7 comments

[ 2.6 ms ] story [ 42.1 ms ] thread
The one big question on my mind: have they fixed the "problem" of an app's rating (and reviews) only being that of the newest version?

I get that sometimes a version has severe bugs, and it's good that the negative ratings/reviews don't drag down the app's newer versions that fix the bugs.

But it's horrible that I can't tell whether a newly-released app has a history of being something more like a five-star app, or a one-star app—or whether it has no rating history at all. It incentivizes developers with shit apps to just constantly put out little tweak versions to suppress their rating.

Any way yet for me to filter for games or apps without any in-app purchases or ads?
Can someone explain Apple's design approach? IMO, most of their apps are bland and blindingly white, and seem almost unfinished. Doesn't this distract from the content in a way? Not trying to be rude, I just don't have much UI/UX experience and I'm trying to understand it.
Guessing from the apps on my phone, minimalism; consistency; simplicity over features; standard white-on black over novel color schemes.

I like it.

It's to emphasize what you're doing in the app over the app itself. For instance, in the case of an app that handles audiovisual content, the content ends up dominating the focus while the app itself fades into the background.

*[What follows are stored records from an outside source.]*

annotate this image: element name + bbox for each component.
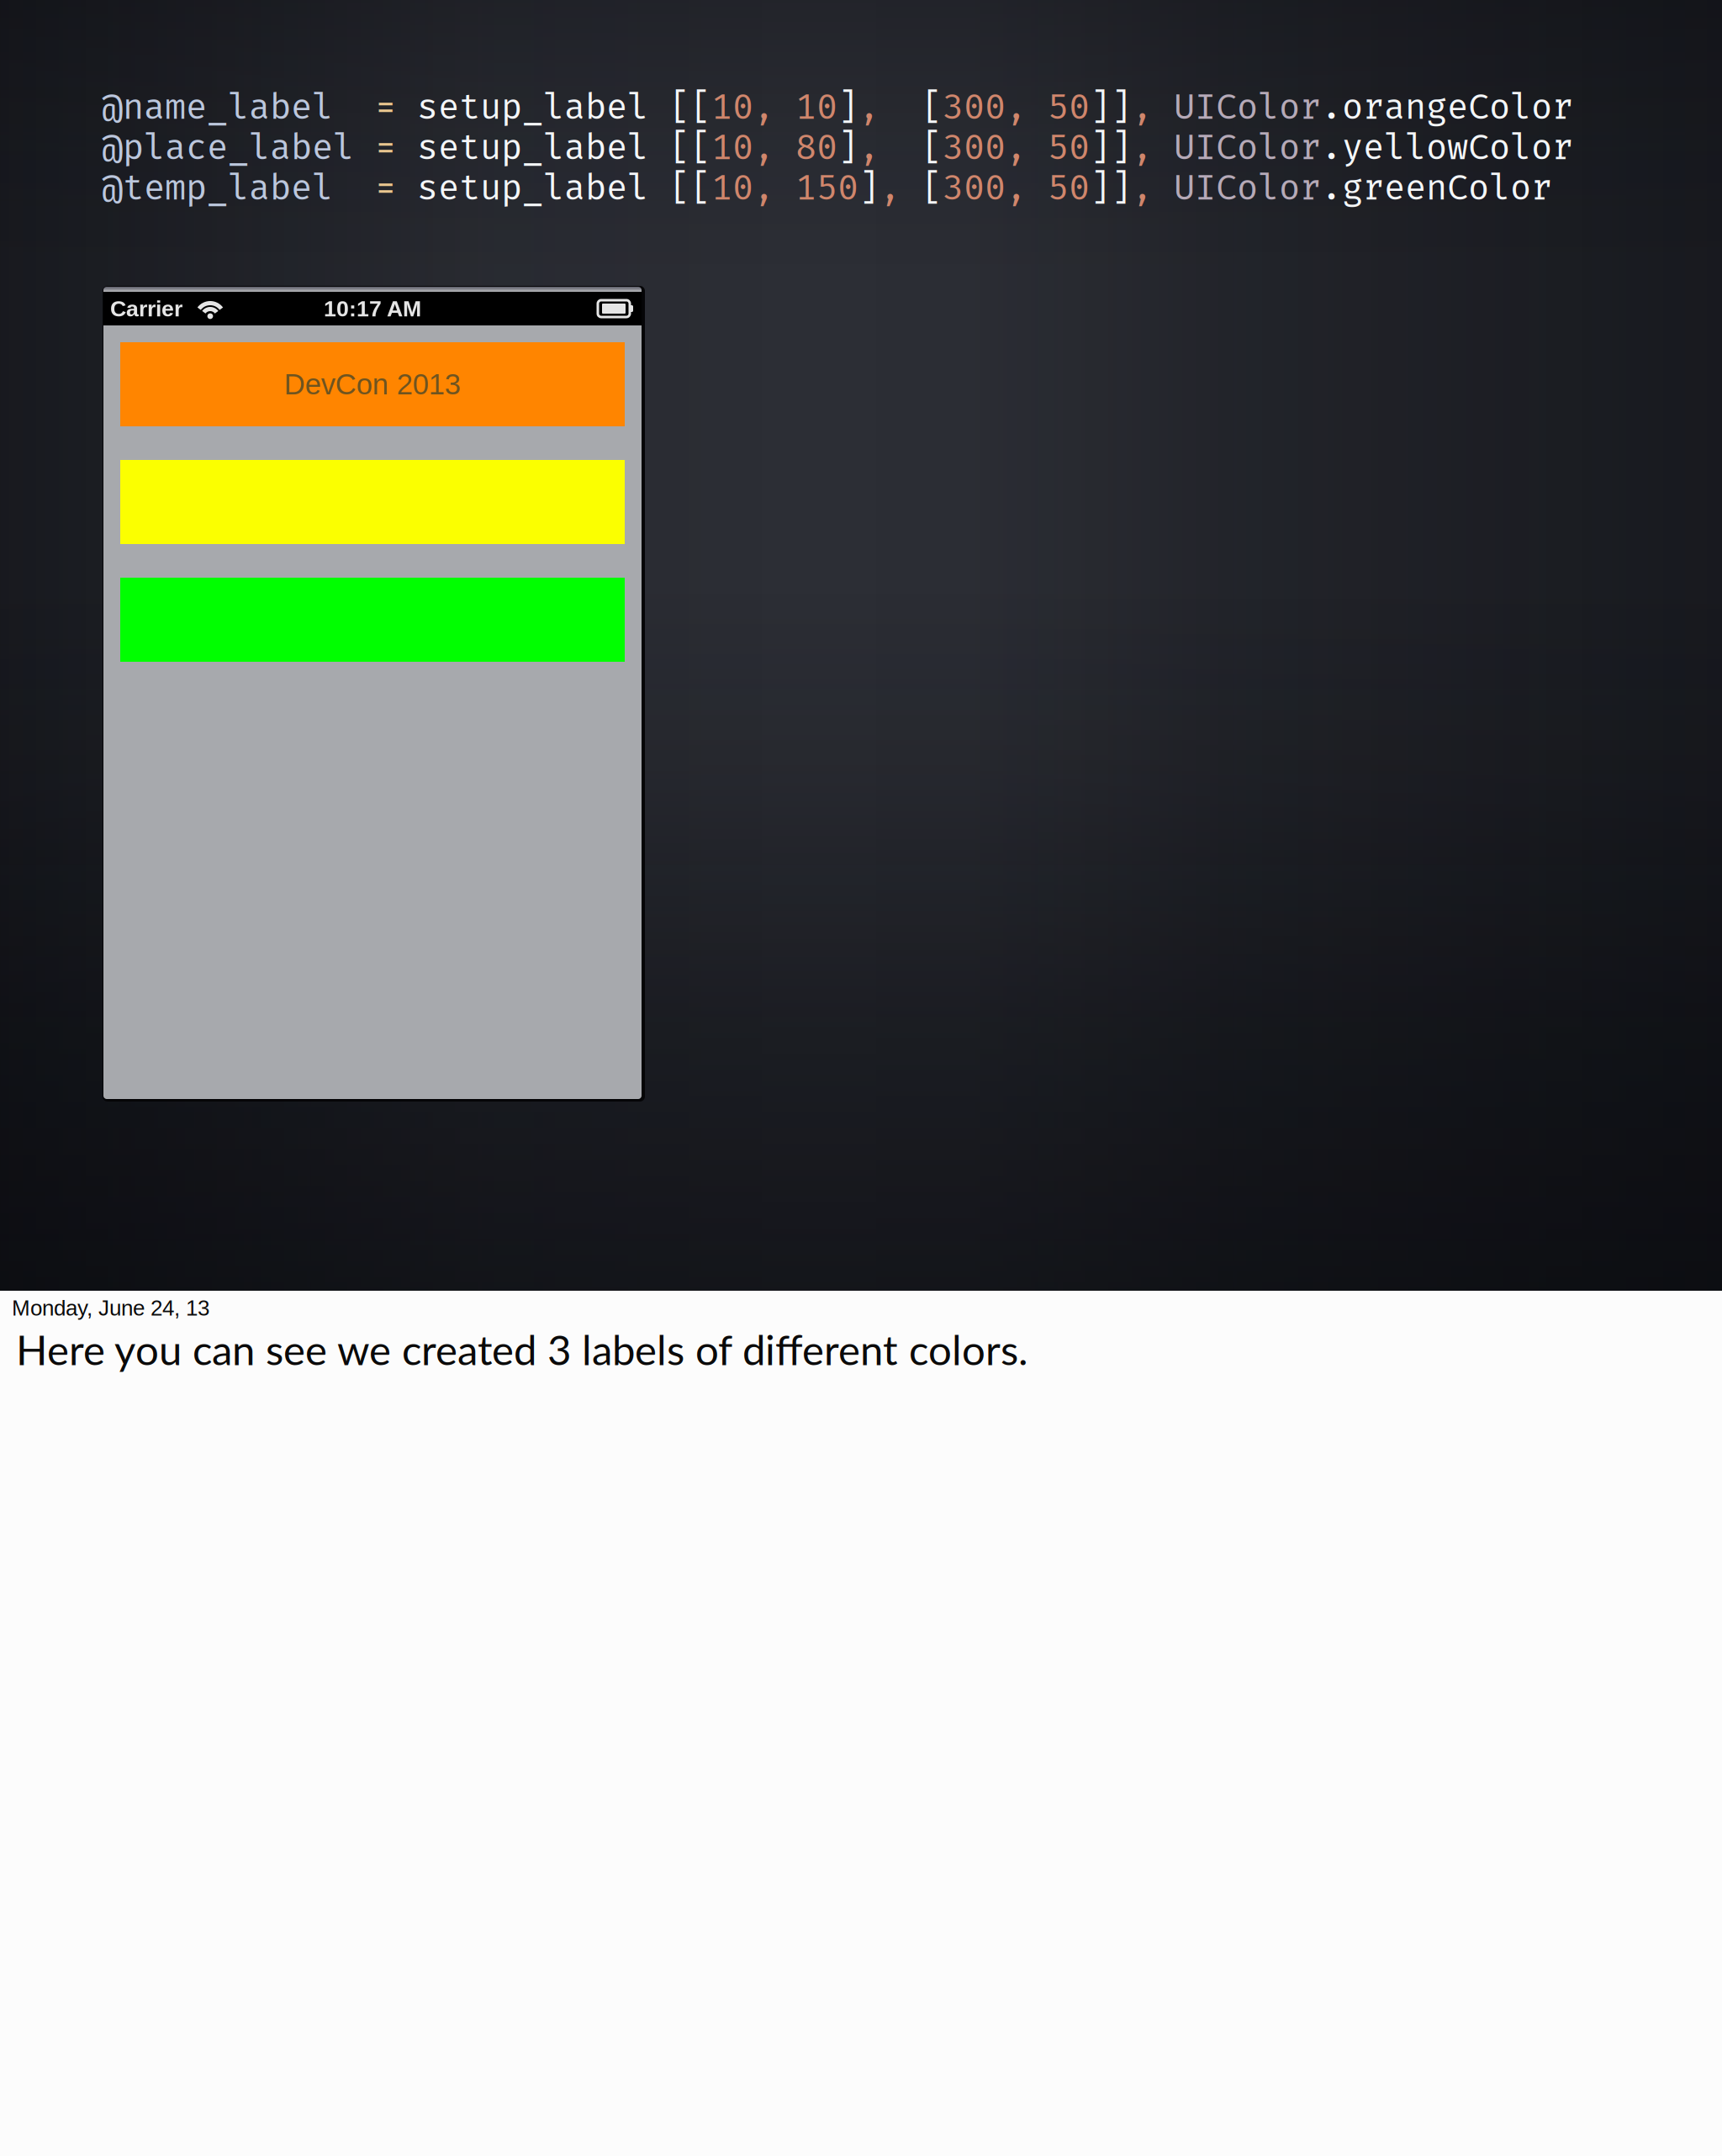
staticText: ]] <box>1090 86 1132 128</box>
staticText: 300 <box>943 126 1006 169</box>
staticText: UIColor <box>1174 166 1321 209</box>
staticText: , <box>753 86 795 128</box>
staticText: , <box>1132 126 1153 169</box>
staticText: , <box>1006 86 1048 128</box>
staticText: , <box>858 126 879 169</box>
staticText: [ <box>922 86 943 128</box>
staticText: 80 <box>795 126 837 169</box>
staticText: 10 <box>711 126 753 169</box>
staticText: , <box>1132 166 1153 209</box>
staticText: setup_label [[ <box>396 126 711 169</box>
staticText: 150 <box>795 166 858 209</box>
staticText: @name_label <box>102 86 333 128</box>
staticText: , <box>1006 126 1048 169</box>
staticText: , <box>858 86 879 128</box>
staticText: ] <box>837 126 858 169</box>
staticText: setup_label [[ <box>396 166 711 209</box>
staticText: ] <box>858 166 879 209</box>
staticText: 10 <box>711 166 753 209</box>
staticText: 300 <box>943 86 1006 128</box>
staticText: DevCon 2013 <box>284 368 461 401</box>
staticText: @place_label <box>102 126 354 169</box>
staticText: 50 <box>1048 166 1090 209</box>
staticText: , <box>753 166 795 209</box>
staticText: 300 <box>943 166 1006 209</box>
staticText: UIColor <box>1174 86 1321 128</box>
staticText: , <box>1132 86 1153 128</box>
staticText: [ <box>922 166 943 209</box>
staticText: ]] <box>1090 166 1132 209</box>
staticText: @temp_label <box>102 166 333 209</box>
staticText: , <box>753 126 795 169</box>
staticText: 50 <box>1048 86 1090 128</box>
staticText: Here you can see we created 3 labels of … <box>16 1324 1028 1374</box>
staticText: = <box>375 126 396 169</box>
staticText: , <box>1006 166 1048 209</box>
staticText: .orangeColor <box>1321 86 1573 128</box>
staticText: .greenColor <box>1321 166 1552 209</box>
staticText: , <box>879 166 901 209</box>
staticText: [ <box>922 126 943 169</box>
staticText: Carrier <box>110 296 182 321</box>
staticText: .yellowColor <box>1321 126 1573 169</box>
staticText: ]] <box>1090 126 1132 169</box>
staticText: Monday, June 24, 13 <box>12 1296 209 1320</box>
staticText: ] <box>837 86 858 128</box>
staticText: 10 <box>711 86 753 128</box>
staticText: setup_label [[ <box>396 86 711 128</box>
staticText: UIColor <box>1174 126 1321 169</box>
staticText: 10:17 AM <box>324 296 421 321</box>
staticText: = <box>375 86 396 128</box>
staticText: = <box>375 166 396 209</box>
staticText: 50 <box>1048 126 1090 169</box>
staticText: 10 <box>795 86 837 128</box>
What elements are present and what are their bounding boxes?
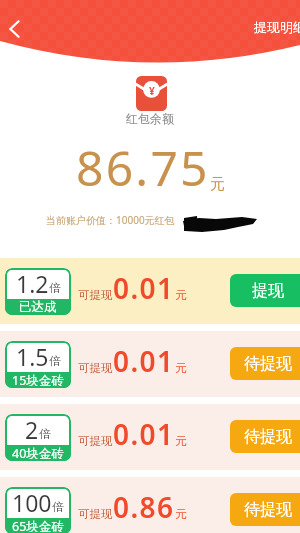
- staticText: 1.2: [16, 268, 49, 299]
- staticText: 元: [175, 288, 187, 302]
- staticText: 已达成: [19, 299, 57, 315]
- staticText: 2: [25, 414, 39, 445]
- staticText: 15块金砖: [12, 372, 64, 388]
- staticText: 1.5: [16, 341, 49, 372]
- staticText: 可提现: [78, 288, 113, 302]
- button[interactable]: 2: [0, 404, 300, 470]
- staticText: 待提现: [244, 427, 292, 447]
- staticText: 0.01: [113, 415, 175, 453]
- staticText: 元: [210, 175, 225, 194]
- button[interactable]: 100: [0, 477, 300, 533]
- staticText: 可提现: [78, 361, 113, 375]
- staticText: 0.01: [113, 342, 175, 380]
- button[interactable]: 提现: [230, 274, 300, 307]
- staticText: 倍: [49, 280, 61, 295]
- staticText: 0.86: [113, 488, 175, 526]
- staticText: 倍: [39, 426, 51, 441]
- staticText: 提现: [252, 281, 284, 301]
- staticText: 元: [175, 507, 187, 521]
- staticText: 65块金砖: [12, 518, 64, 533]
- button[interactable]: 提现明细: [254, 15, 300, 39]
- staticText: 待提现: [244, 354, 292, 374]
- staticText: ¥: [149, 84, 155, 98]
- staticText: 元: [175, 434, 187, 448]
- staticText: 可提现: [78, 507, 113, 521]
- button[interactable]: 1.2: [0, 258, 300, 324]
- button[interactable]: 待提现: [230, 347, 300, 380]
- staticText: 倍: [52, 499, 64, 514]
- staticText: 可提现: [78, 434, 113, 448]
- staticText: 0.01: [113, 269, 175, 307]
- staticText: 86.75: [76, 135, 210, 200]
- staticText: 100: [12, 487, 52, 518]
- button[interactable]: 待提现: [230, 420, 300, 453]
- staticText: 元: [175, 361, 187, 375]
- staticText: 红包余额: [0, 111, 300, 126]
- button[interactable]: 待提现: [230, 493, 300, 526]
- staticText: 提现明细: [254, 19, 300, 35]
- staticText: 倍: [49, 353, 61, 368]
- staticText: 待提现: [244, 500, 292, 520]
- button[interactable]: Back: [2, 17, 26, 41]
- staticText: 40块金砖: [12, 445, 64, 461]
- button[interactable]: 1.5: [0, 331, 300, 397]
- staticText: 当前账户价值：10000元红包: [46, 213, 175, 227]
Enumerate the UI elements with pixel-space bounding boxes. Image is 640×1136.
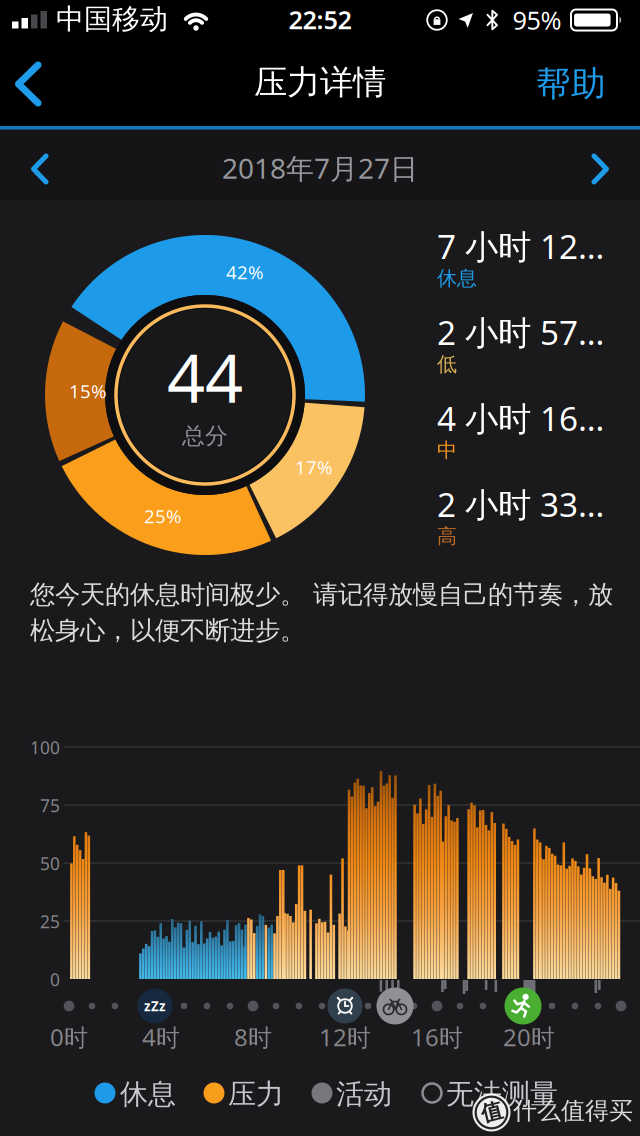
staticText: 值 xyxy=(481,1099,502,1125)
staticText: 42% xyxy=(226,260,264,284)
staticText: 中国移动 xyxy=(56,2,168,36)
staticText: zZz xyxy=(144,997,166,1015)
staticText: 压力详情 xyxy=(254,62,386,103)
staticText: 休息 xyxy=(437,266,477,291)
staticText: 25 xyxy=(40,910,60,933)
staticText: 活动 xyxy=(336,1077,392,1111)
staticText: 休息 xyxy=(120,1077,176,1111)
staticText: 松身心，以便不断进步。 xyxy=(30,615,305,646)
staticText: 4时 xyxy=(142,1021,180,1053)
staticText: 中 xyxy=(437,438,457,463)
staticText: 12时 xyxy=(319,1021,371,1053)
button[interactable]: 前一天 xyxy=(0,0,70,56)
staticText: 4 小时 16… xyxy=(437,396,604,440)
staticText: 无法测量 xyxy=(446,1077,558,1111)
staticText: 75 xyxy=(40,794,60,817)
staticText: 20时 xyxy=(503,1021,555,1053)
staticText: 0 xyxy=(50,968,60,991)
staticText: 22:52 xyxy=(288,3,352,36)
staticText: 压力 xyxy=(228,1077,284,1111)
staticText: 您今天的休息时间极少。 请记得放慢自己的节奏，放 xyxy=(30,579,613,610)
staticText: 总分 xyxy=(182,422,228,450)
button[interactable]: 返回 xyxy=(0,0,56,78)
staticText: 低 xyxy=(437,352,457,377)
button[interactable]: 帮助 xyxy=(528,53,614,115)
staticText: 95% xyxy=(512,3,562,37)
staticText: 44 xyxy=(167,333,243,421)
staticText: 25% xyxy=(144,504,182,528)
staticText: 高 xyxy=(437,524,457,549)
staticText: 什么值得买 xyxy=(513,1096,633,1126)
staticText: 7 小时 12… xyxy=(437,224,604,268)
staticText: 2 小时 33… xyxy=(437,482,604,526)
staticText: 2018年7月27日 xyxy=(222,149,418,187)
staticText: 100 xyxy=(30,736,60,759)
staticText: 8时 xyxy=(234,1021,272,1053)
staticText: 50 xyxy=(40,852,60,875)
staticText: 17% xyxy=(295,455,333,479)
staticText: 15% xyxy=(69,379,107,403)
staticText: 2 小时 57… xyxy=(437,310,604,354)
button[interactable]: 后一天 xyxy=(0,0,640,56)
staticText: 帮助 xyxy=(536,63,606,105)
staticText: 16时 xyxy=(411,1021,463,1053)
staticText: 0时 xyxy=(50,1021,88,1053)
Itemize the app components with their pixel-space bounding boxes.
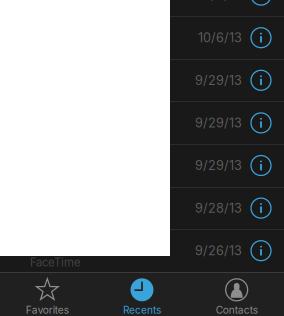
staticText: 9/29/13	[195, 158, 242, 173]
staticText: 9/26/13	[195, 243, 242, 258]
button[interactable]: Favorites	[0, 273, 95, 316]
staticText: 9/29/13	[195, 115, 242, 130]
staticText: Favorites	[26, 304, 69, 316]
button[interactable]: Kate Bell	[0, 59, 284, 102]
staticText: FaceTime	[30, 255, 81, 269]
staticText: Contacts	[216, 304, 258, 316]
button[interactable]: Jon Appleseed	[0, 0, 284, 16]
button[interactable]: Hank Zakroff	[0, 229, 284, 272]
staticText: Recents	[123, 304, 161, 316]
button[interactable]: Recents	[95, 273, 189, 316]
button[interactable]: Anna Haro	[0, 144, 284, 187]
button[interactable]: John Hart	[0, 187, 284, 229]
staticText: 10/8/13	[198, 0, 242, 3]
staticText: Hank Zakroff	[30, 237, 129, 257]
button[interactable]: Maria Ruiz	[0, 16, 284, 59]
staticText: 10/6/13	[198, 30, 242, 45]
button[interactable]: Contacts	[189, 273, 284, 316]
staticText: 9/29/13	[195, 73, 242, 88]
staticText: 9/28/13	[195, 200, 242, 216]
button[interactable]: Daniel Higgins	[0, 102, 284, 144]
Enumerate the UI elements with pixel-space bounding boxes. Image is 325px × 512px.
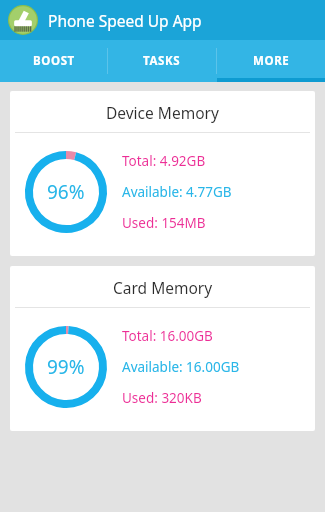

It gets out of the way and lets the user focus on the task at hand.

Quite a contrast from the approach of many third-party iOS developers, which often put a lot of energy into creating a comparatively flashy custom UI/UX for their their apps, often as a method of branding.

My initial impression as an indie developer is that this new design has a way lower apps-per-screen density and seems to be even more heavily focused on promoting bigger developers.

Hopefully time will prove that it still works well for discovering indie apps.

Does this mean that the "Zoom" menu item on the desktop App Store app will actually, um, zoom the content rather than just making the window fill the screen?